China will keep its economy on a stable and healthy development track with proactive fiscal policies and prudent monetary policies in the second half, according to a meeting of the Political Bureau of the Communist Party of China (CPC) Central Committee on Tuesday.

With a robust growth of 6.8 percent for the Chinese economy in the first half, the policy tone set by the CPC meeting will make sure that the country achieves its annual growth target of around 6.5 percent, economists believe.


China's economy maintained steady growth with good momentum in the first half. However, "the economy faces some new problems and challenges, and the external environment has changed notably," said a statement released after the meeting.

It said, "efforts should be made to keep employment, the financial sector, foreign trade, foreign and domestic investments, and expectations stable."

China's GDP growth has stayed within the range of 6.7 to 6.9 percent for 12 straight quarters. But a slight weakening was spotted in June in industrial output and investment, and worries have been on the rise that escalating trade tensions could bite into the economy in the future.

"The whole meeting sent a message that the country will move proactively to cope with changes. Stability will be the key policy tone and theme of the economic work in the second half," said Wang Jun, chief economist of the Zhongyuan Bank.

Policy makers have already announced a basket of pro-growth policies from targeted lending to tax breaks.

China's cabinet last week decided to roll out a 65-billion-yuan (nearly 10 billion U.S. dollars) tax cut to encourage businesses to spend more on R&D, on top of an initial goal of cutting taxes and fees by 1.1 trillion yuan this year.

Fiscal policy should play a bigger role in expanding domestic demand and structural adjustments, according to the CPC meeting. It also pledged to maintain control over the floodgates of monetary supply and keep liquidity at a reasonable and ample level.


While external pressure increases, the vitality of the market could be boosted by further domestic structural reform and opening up.
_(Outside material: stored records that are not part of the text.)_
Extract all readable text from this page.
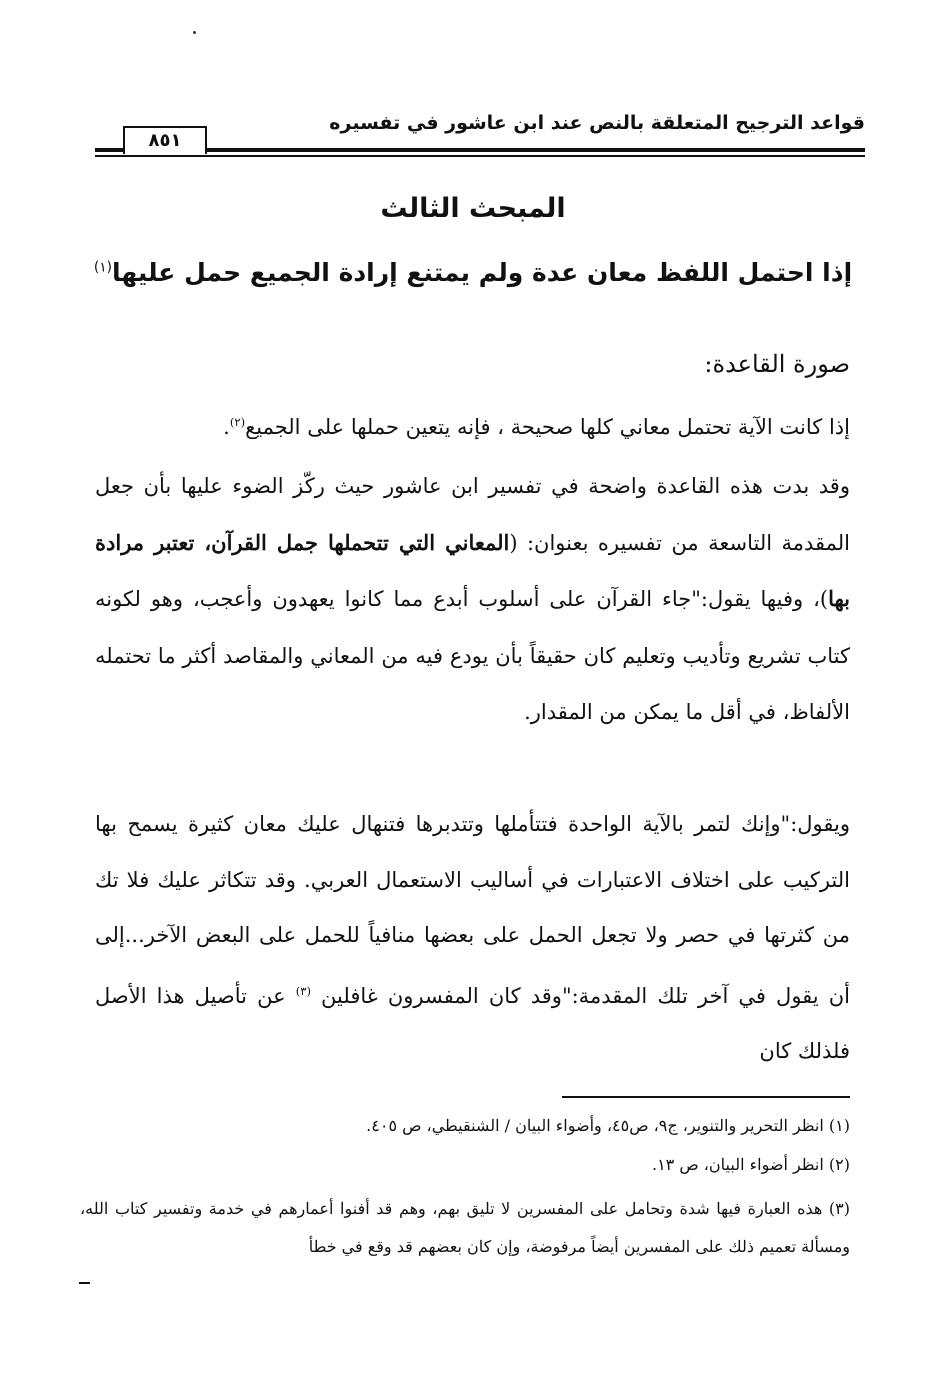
قواعد الترجيح المتعلقة بالنص عند ابن عاشور في تفسيره
٨٥١
المبحث الثالث
إذا احتمل اللفظ معان عدة ولم يمتنع إرادة الجميع حمل عليها$^{(١)}$
صورة القاعدة:
إذا كانت الآية تحتمل معاني كلها صحيحة ، فإنه يتعين حملها على الجميع$^{(٢)}$.
وقد بدت هذه القاعدة واضحة في تفسير ابن عاشور حيث ركّز الضوء عليها بأن جعل المقدمة التاسعة من تفسيره بعنوان: (المعاني التي تتحملها جمل القرآن، تعتبر مرادة بها)، وفيها يقول:"جاء القرآن على أسلوب أبدع مما كانوا يعهدون وأعجب، وهو لكونه كتاب تشريع وتأديب وتعليم كان حقيقاً بأن يودع فيه من المعاني والمقاصد أكثر ما تحتمله الألفاظ، في أقل ما يمكن من المقدار.
ويقول:"وإنك لتمر بالآية الواحدة فتتأملها وتتدبرها فتنهال عليك معان كثيرة يسمح بها التركيب على اختلاف الاعتبارات في أساليب الاستعمال العربي. وقد تتكاثر عليك فلا تك من كثرتها في حصر ولا تجعل الحمل على بعضها منافياً للحمل على البعض الآخر...إلى أن يقول في آخر تلك المقدمة:"وقد كان المفسرون غافلين $^{(٣)}$ عن تأصيل هذا الأصل فلذلك كان
(١) انظر التحرير والتنوير، ج٩، ص٤٥، وأضواء البيان / الشنقيطي، ص ٤٠٥.
(٢) انظر أضواء البيان، ص ١٣.
(٣) هذه العبارة فيها شدة وتحامل على المفسرين لا تليق بهم، وهم قد أفنوا أعمارهم في خدمة وتفسير كتاب الله، ومسألة تعميم ذلك على المفسرين أيضاً مرفوضة، وإن كان بعضهم قد وقع في خطأ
Supply-side structural reform should be pushed forward, according to the CPC meeting. Strengthening areas of weakness should be taken as an important task in the reform, it said.

Zhang Yansheng, the chief researcher with China Center for International Economic Exchanges, believes new investment demand should be formed in such "weak areas" as innovation, green development, and social welfare.
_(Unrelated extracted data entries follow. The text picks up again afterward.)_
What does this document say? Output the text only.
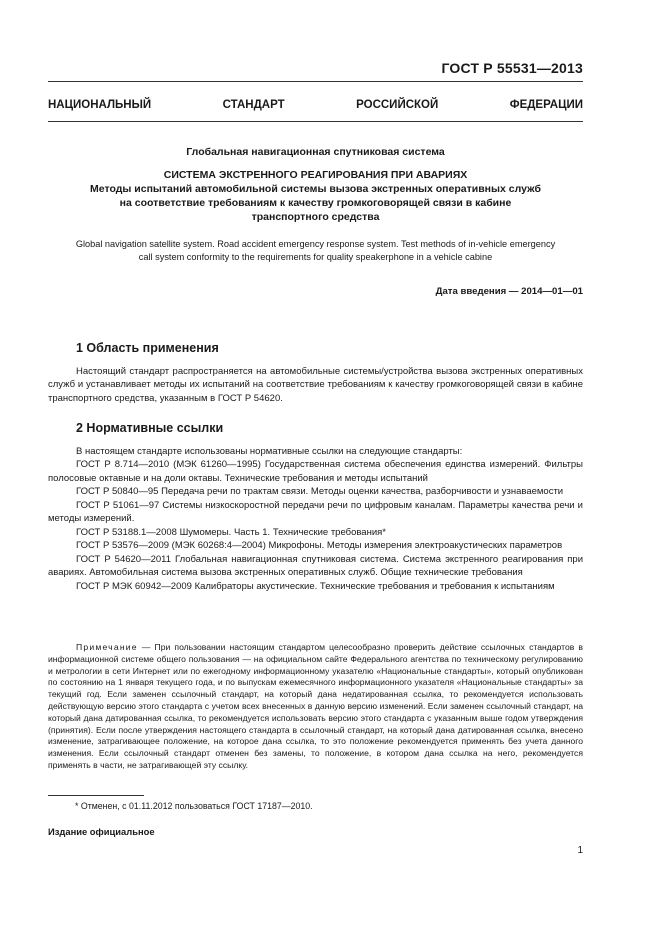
ГОСТ Р 55531—2013
НАЦИОНАЛЬНЫЙ СТАНДАРТ РОССИЙСКОЙ ФЕДЕРАЦИИ
Глобальная навигационная спутниковая система
СИСТЕМА ЭКСТРЕННОГО РЕАГИРОВАНИЯ ПРИ АВАРИЯХ
Методы испытаний автомобильной системы вызова экстренных оперативных служб
на соответствие требованиям к качеству громкоговорящей связи в кабине
транспортного средства
Global navigation satellite system. Road accident emergency response system. Test methods of in-vehicle emergency
call system conformity to the requirements for quality speakerphone in a vehicle cabine
Дата введения — 2014—01—01
1 Область применения
Настоящий стандарт распространяется на автомобильные системы/устройства вызова экстренных оперативных служб и устанавливает методы их испытаний на соответствие требованиям к качеству громкоговорящей связи в кабине транспортного средства, указанным в ГОСТ Р 54620.
2 Нормативные ссылки
В настоящем стандарте использованы нормативные ссылки на следующие стандарты:
ГОСТ Р 8.714—2010 (МЭК 61260—1995) Государственная система обеспечения единства измерений. Фильтры полосовые октавные и на доли октавы. Технические требования и методы испытаний
ГОСТ Р 50840—95 Передача речи по трактам связи. Методы оценки качества, разборчивости и узнаваемости
ГОСТ Р 51061—97 Системы низкоскоростной передачи речи по цифровым каналам. Параметры качества речи и методы измерений.
ГОСТ Р 53188.1—2008 Шумомеры. Часть 1. Технические требования*
ГОСТ Р 53576—2009 (МЭК 60268:4—2004) Микрофоны. Методы измерения электроакустических параметров
ГОСТ Р 54620—2011 Глобальная навигационная спутниковая система. Система экстренного реагирования при авариях. Автомобильная система вызова экстренных оперативных служб. Общие технические требования
ГОСТ Р МЭК 60942—2009 Калибраторы акустические. Технические требования и требования к испытаниям
Примечание — При пользовании настоящим стандартом целесообразно проверить действие ссылочных стандартов в информационной системе общего пользования — на официальном сайте Федерального агентства по техническому регулированию и метрологии в сети Интернет или по ежегодному информационному указателю «Национальные стандарты», который опубликован по состоянию на 1 января текущего года, и по выпускам ежемесячного информационного указателя «Национальные стандарты» за текущий год. Если заменен ссылочный стандарт, на который дана недатированная ссылка, то рекомендуется использовать действующую версию этого стандарта с учетом всех внесенных в данную версию изменений. Если заменен ссылочный стандарт, на который дана датированная ссылка, то рекомендуется использовать версию этого стандарта с указанным выше годом утверждения (принятия). Если после утверждения настоящего стандарта в ссылочный стандарт, на который дана датированная ссылка, внесено изменение, затрагивающее положение, на которое дана ссылка, то это положение рекомендуется применять без учета данного изменения. Если ссылочный стандарт отменен без замены, то положение, в котором дана ссылка на него, рекомендуется применять в части, не затрагивающей эту ссылку.
* Отменен, с 01.11.2012 пользоваться ГОСТ 17187—2010.
Издание официальное
1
In reducing industrial capacity, another major front of the structural reform, "some deep-rooted problems should be solved, including disposing zombie firms and improving corporate efficiency," Wang said.

Li Zuojun, deputy director of the resources and environment policy institute of the Development Research Center of the State Council, highlighted reforms in areas including state-owned enterprises and land systems, which have both profound influence and quick effects.

Wang Hongju with the Chinese Academy of Social Sciences (CASS) called for more rapid implementation of opening up policies.

"Reforms in government services, property protection, market access, prices of production factors, and industrial policies will help China form new global competitiveness," he said.


Policymakers aim to accomplish the dual-task of taming financial risks and promoting the sector to play a more significant role in bolstering the real economy, in particular, cash-hungry private and small businesses.

"China must better combine the task of forestalling and defusing financial risks with serving the real economy," according to the meeting.

Despite progress in risk control and deleveraging in the first half, the financing difficulties for private and small firms still lingered, and a reasonable liquidity level is needed, said Zeng Gang, a financial researcher with CASS.

Analysts believe more efforts are required to precisely channel the capital into weak areas and prevent it from turning into hot money for the home or equity markets.

Meanwhile, authorities showed firm resolve in regulating the property market. The CPC meeting said "rises in home prices should be firmly curbed," and that the establishment of a long-term mechanism to promote the stable and healthy development of the property market should be accelerated.

Housing prices in major Chinese cities were stable in June due to property controls. However, structural problems remained as several third- and fourth-tier cities have experienced price spikes since the year's start.

"The meeting demonstrated the central leadership's confidence and determination in resolving the problems in the property market," said Ni Pengfei with CASS.